The Pudding service hasn’t received the best of press/blogger receptions. And it’s not surprising. There’s something almost alarming about the idea until you look at it a little closer. Pudding isn’t actually “listening” to the calls, they are just looking for keywords. They aren’t recording or saving them. Random Web sites — not to mention Google’s opt-out saved search history — probably know more about you from the cookie trail you leave across the Web.

Indeed, the most successful Web companies have seen their business take off only when they were willing to test the limits of what their users would accept.

For instance, it wasn’t a slam dunk that Google would be generating billions today by targeting ads against user searches. And it certainly wasn’t clear that those same users would let Google deliver ads against their incoming emails, as they do in their Gmail service. Facebook, meanwhile, drew the ire of its user community when it started generating “news feeds” that let members of the service know what other friends were doing. But Facebook talked its users off the ledge, offered optional opt-out and the news feed capability drove the social networking site into the stratosphere.

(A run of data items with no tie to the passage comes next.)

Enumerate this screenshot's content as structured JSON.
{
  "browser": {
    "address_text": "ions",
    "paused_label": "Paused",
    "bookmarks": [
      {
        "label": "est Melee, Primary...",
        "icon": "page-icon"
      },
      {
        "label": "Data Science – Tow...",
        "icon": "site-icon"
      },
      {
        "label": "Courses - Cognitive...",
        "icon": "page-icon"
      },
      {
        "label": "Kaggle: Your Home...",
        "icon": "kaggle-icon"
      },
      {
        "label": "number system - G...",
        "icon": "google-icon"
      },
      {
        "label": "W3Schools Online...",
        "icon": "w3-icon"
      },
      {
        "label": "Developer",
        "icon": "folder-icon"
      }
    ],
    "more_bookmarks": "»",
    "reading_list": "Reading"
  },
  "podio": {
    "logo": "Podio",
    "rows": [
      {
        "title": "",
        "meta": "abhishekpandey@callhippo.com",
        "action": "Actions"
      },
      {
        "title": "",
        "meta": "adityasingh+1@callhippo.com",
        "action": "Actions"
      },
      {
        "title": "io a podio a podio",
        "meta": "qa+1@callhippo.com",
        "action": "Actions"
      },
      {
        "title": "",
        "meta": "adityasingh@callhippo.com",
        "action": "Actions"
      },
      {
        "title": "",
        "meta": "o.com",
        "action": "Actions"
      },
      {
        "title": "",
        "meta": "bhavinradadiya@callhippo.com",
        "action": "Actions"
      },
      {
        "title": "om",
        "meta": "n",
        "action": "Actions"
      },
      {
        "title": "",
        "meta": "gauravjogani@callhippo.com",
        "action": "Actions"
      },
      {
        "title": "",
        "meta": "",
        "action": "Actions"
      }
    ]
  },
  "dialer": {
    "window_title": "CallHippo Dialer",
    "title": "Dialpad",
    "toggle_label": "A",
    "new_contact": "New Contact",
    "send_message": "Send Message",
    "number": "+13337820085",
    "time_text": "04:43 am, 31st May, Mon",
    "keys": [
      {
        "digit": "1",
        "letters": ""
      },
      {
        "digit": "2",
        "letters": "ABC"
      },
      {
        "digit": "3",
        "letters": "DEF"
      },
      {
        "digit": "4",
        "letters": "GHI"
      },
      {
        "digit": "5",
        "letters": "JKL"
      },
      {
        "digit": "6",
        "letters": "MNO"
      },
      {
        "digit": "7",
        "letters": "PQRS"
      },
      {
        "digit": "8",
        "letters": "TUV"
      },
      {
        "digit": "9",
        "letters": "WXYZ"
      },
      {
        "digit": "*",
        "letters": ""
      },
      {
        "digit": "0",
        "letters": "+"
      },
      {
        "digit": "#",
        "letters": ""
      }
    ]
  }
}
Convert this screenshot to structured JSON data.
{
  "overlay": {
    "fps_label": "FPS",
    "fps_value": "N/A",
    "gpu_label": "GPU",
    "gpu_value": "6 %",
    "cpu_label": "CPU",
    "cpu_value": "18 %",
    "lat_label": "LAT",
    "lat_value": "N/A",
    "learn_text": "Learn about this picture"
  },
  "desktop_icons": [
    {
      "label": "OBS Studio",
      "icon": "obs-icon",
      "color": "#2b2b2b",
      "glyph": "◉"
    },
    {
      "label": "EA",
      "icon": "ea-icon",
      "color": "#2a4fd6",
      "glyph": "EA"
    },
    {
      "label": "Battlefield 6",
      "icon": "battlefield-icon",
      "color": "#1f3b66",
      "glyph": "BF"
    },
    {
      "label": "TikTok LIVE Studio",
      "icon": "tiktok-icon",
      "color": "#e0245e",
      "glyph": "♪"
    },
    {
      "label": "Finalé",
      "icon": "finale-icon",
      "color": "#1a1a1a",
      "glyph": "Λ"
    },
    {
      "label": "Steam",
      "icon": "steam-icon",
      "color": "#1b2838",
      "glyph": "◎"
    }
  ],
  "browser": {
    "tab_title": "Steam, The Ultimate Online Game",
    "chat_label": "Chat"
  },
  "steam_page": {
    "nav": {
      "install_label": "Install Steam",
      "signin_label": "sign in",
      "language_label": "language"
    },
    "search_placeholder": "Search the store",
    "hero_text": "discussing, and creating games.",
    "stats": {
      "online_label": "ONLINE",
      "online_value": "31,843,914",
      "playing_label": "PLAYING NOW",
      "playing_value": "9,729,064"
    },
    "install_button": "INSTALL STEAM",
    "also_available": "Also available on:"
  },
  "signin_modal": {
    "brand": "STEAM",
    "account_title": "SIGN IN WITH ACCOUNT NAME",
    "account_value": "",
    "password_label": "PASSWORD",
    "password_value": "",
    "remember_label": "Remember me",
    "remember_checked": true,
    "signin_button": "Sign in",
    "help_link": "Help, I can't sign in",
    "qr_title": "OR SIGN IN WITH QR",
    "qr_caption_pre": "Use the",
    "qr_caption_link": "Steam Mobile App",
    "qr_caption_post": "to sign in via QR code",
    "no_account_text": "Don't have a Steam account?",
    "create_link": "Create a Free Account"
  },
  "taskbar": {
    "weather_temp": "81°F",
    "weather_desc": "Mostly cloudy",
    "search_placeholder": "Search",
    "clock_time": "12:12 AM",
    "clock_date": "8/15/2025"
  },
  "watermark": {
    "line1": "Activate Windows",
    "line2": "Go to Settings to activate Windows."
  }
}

In the case of both Google and Facebook, their ultimate business model is driven by delivering advertising. But it was their savvy in walking the thin line between intrusion and utility — monitoring and privacy — that really made their businesses soar.

Pudding Media may not be the right company, nor may they have the right approach, to finding a new, lucrative business model for voice calling. But it’s definitely worth the risk to try out new approaches — even at the risk of potentially offending users — as part of the search for new monetization models for voice 2.0 services.

Just ask Google and Facebook if the risk is worth the reward.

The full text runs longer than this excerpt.